Chi non si è schierato
Tra questi, oltre ad alcuni leader del Congresso, c’è l’ex presidente Barack Obama e l’ex presidente della Camera, Nancy Pelosi. Inizialmente una sorpresa sembrava poter arrivare dal senatore della Virginia Occidentale, Joe Manchin, che ha lasciato il partito democratico all’inizio di quest’anno per schierarsi come indipendente. Secondo Jonathan Kott, un suo stretto consigliere, Manchin stava valutando la possibilità di registrarsi nuovamente come democratico per concorrere alla nomination, sfidandola.
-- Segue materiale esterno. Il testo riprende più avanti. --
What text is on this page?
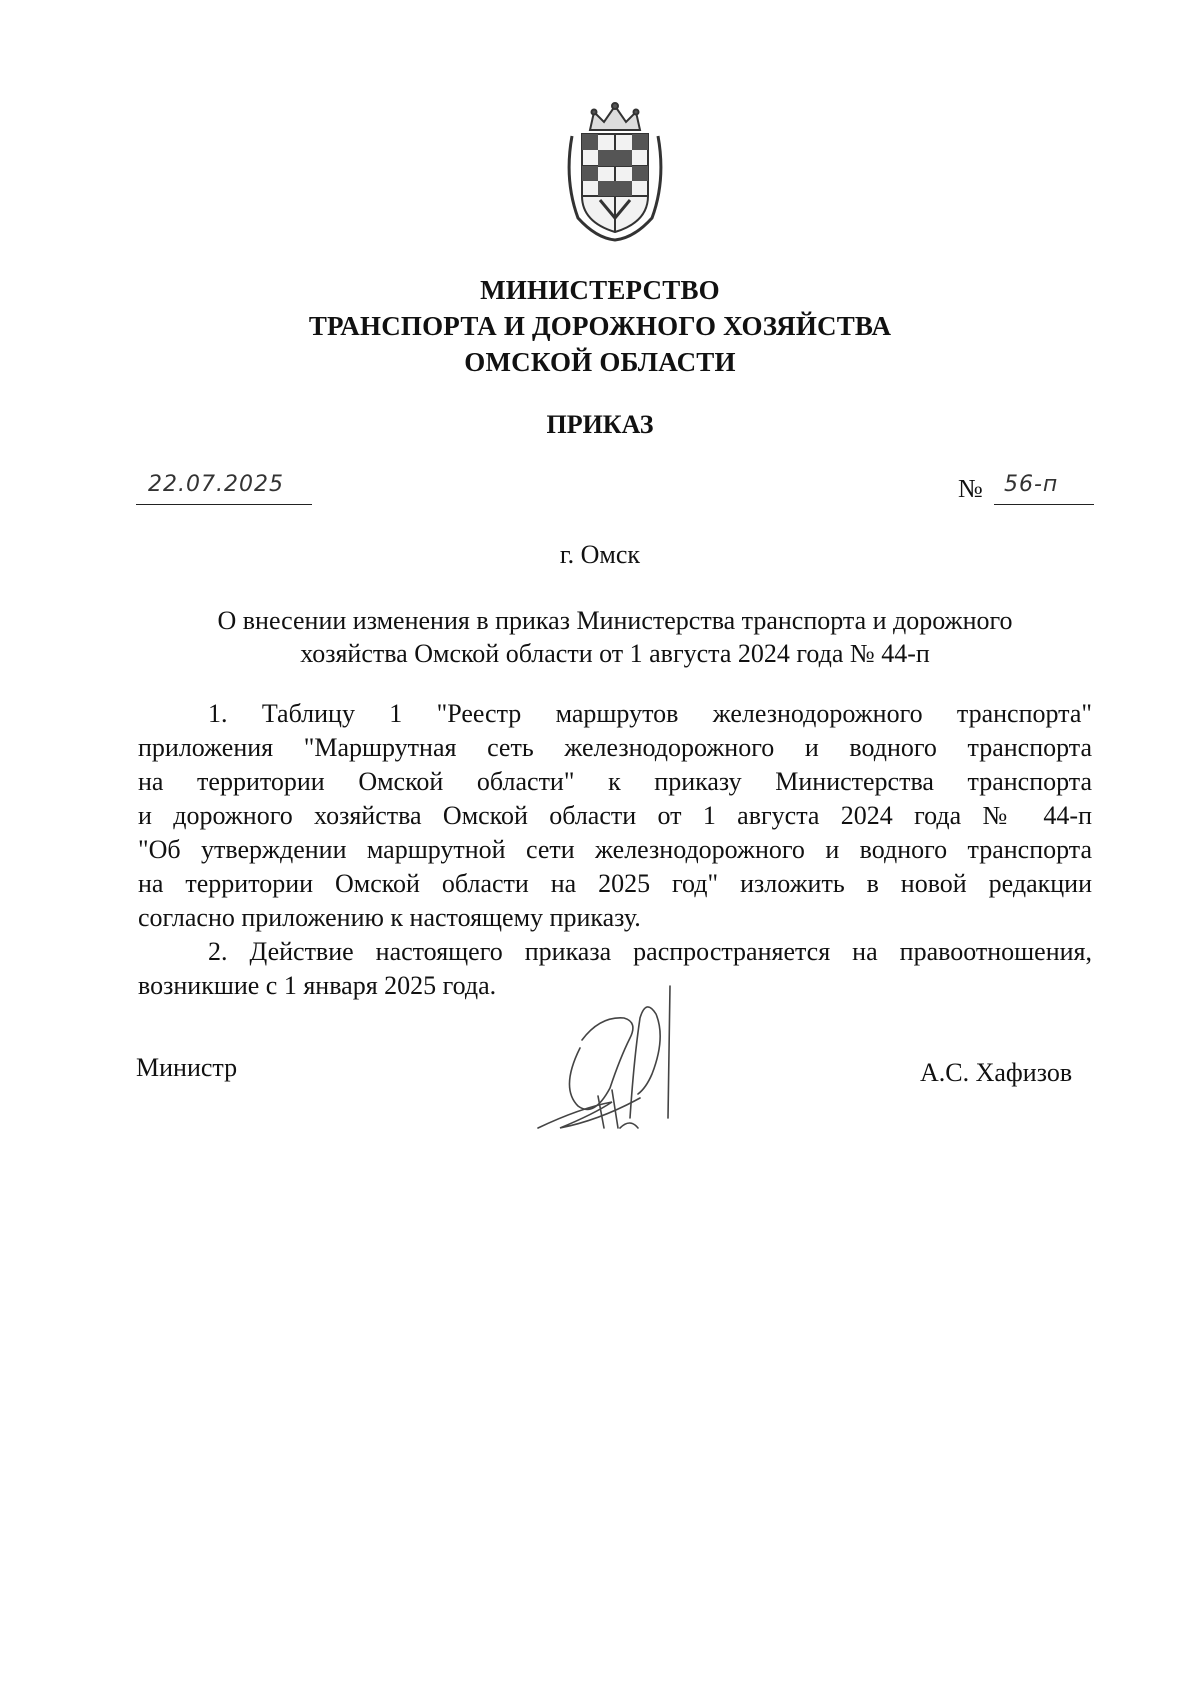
МИНИСТЕРСТВО
ТРАНСПОРТА И ДОРОЖНОГО ХОЗЯЙСТВА
ОМСКОЙ ОБЛАСТИ
ПРИКАЗ
22.07.2025	№ 56-п
г. Омск
О внесении изменения в приказ Министерства транспорта и дорожного
хозяйства Омской области от 1 августа 2024 года № 44-п

1. Таблицу 1 "Реестр маршрутов железнодорожного транспорта"
приложения "Маршрутная сеть железнодорожного и водного транспорта
на территории Омской области" к приказу Министерства транспорта
и дорожного хозяйства Омской области от 1 августа 2024 года № 44-п
"Об утверждении маршрутной сети железнодорожного и водного транспорта
на территории Омской области на 2025 год" изложить в новой редакции
согласно приложению к настоящему приказу.

2. Действие настоящего приказа распространяется на правоотношения,
возникшие с 1 января 2025 года.

Министр	А.С. Хафизов
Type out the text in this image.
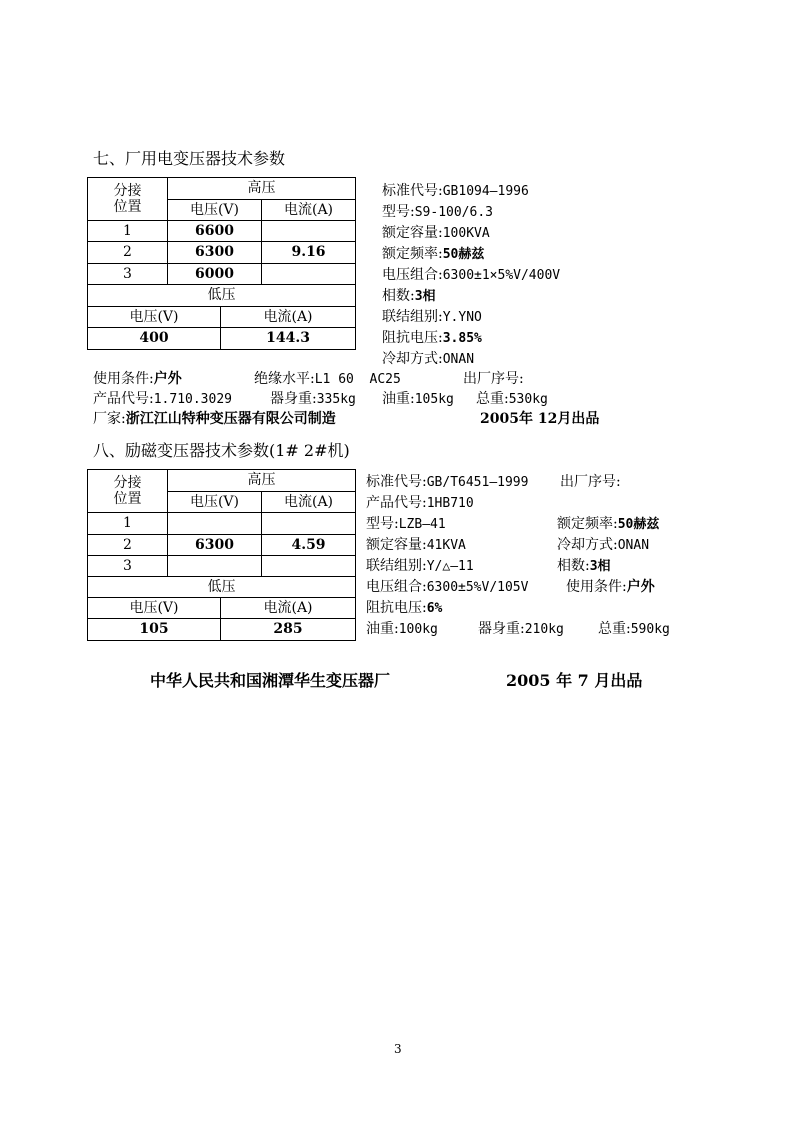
七、厂用电变压器技术参数
分接
位置	高压		
	电压(V)		电流(A)
1	6600		
2	6300		9.16
3	6000		
低压			
电压(V)		电流(A)	
400		144.3	
标准代号:GB1094—1996
型号:S9-100/6.3
额定容量:100KVA
额定频率:50赫兹
电压组合:6300±1×5%V/400V
相数:3相
联结组别:Y.YNO
阻抗电压:3.85%
冷却方式:ONAN
使用条件:户外	绝缘水平:L1 60  AC25	出厂序号:
产品代号:1.710.3029	器身重:335kg 油重:105kg 总重:530kg
厂家:浙江江山特种变压器有限公司制造	2005年 12月出品
八、励磁变压器技术参数(1# 2#机)
分接
位置	高压		
	电压(V)		电流(A)
1			
2	6300		4.59
3			
低压			
电压(V)		电流(A)	
105		285	
标准代号:GB/T6451—1999 出厂序号:
产品代号:1HB710
型号:LZB—41	额定频率:50赫兹
额定容量:41KVA	冷却方式:ONAN
联结组别:Y/△—11	相数:3相
电压组合:6300±5%V/105V	使用条件:户外
阻抗电压:6%
油重:100kg	器身重:210kg 总重:590kg
中华人民共和国湘潭华生变压器厂	2005 年 7 月出品
3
Possibilità smentita dallo stesso senatore in un intervento alla Cbs: “Non ho bisogno di questo nella mia vita. È tempo per una nuova generazione”, ha dichiarato, escludendo anche una sua candidatura alla vicepresidenza. Manchin era stato l’ultimo senatore, in termini di tempo, a chiedere a Biden di abbandonare la sua candidatura, poco prima che il presidente ufficializzasse il suo passo indietro.
La convention di Chicago
Per la conferma ufficiale del nuovo candidato liberal e del suo vicepresidente si dovrà attendere fino al 22 agosto, quando si concluderà la convention nazionale di Chicago. Sarà il Comitato democratico, che si riunirà il pomeriggio del 24 luglio, a determinarne le regole. “È ora responsabilità del Comitato implementare un quadro per selezionare un nuovo candidato, che sarà aperto, trasparente, giusto e ordinato”, hanno affermato i co-presidenti del Comitato, il governatore del Minnesota Tim Walz e l’operatrice democratica di lunga data Leah Daughtry. “Il processo presentato all’esame sarà completo, giusto e rapido”, hanno aggiunto, come riportato dalla Cnn. Per il momento nessun importante esponente del partito democratico ha annunciato l’intenzione di sfidare Harris, anche se manca ancora qualche nome di spicco – come detto – tra quelli che non hanno ancora dichiarato pubblicamente di appoggiarla.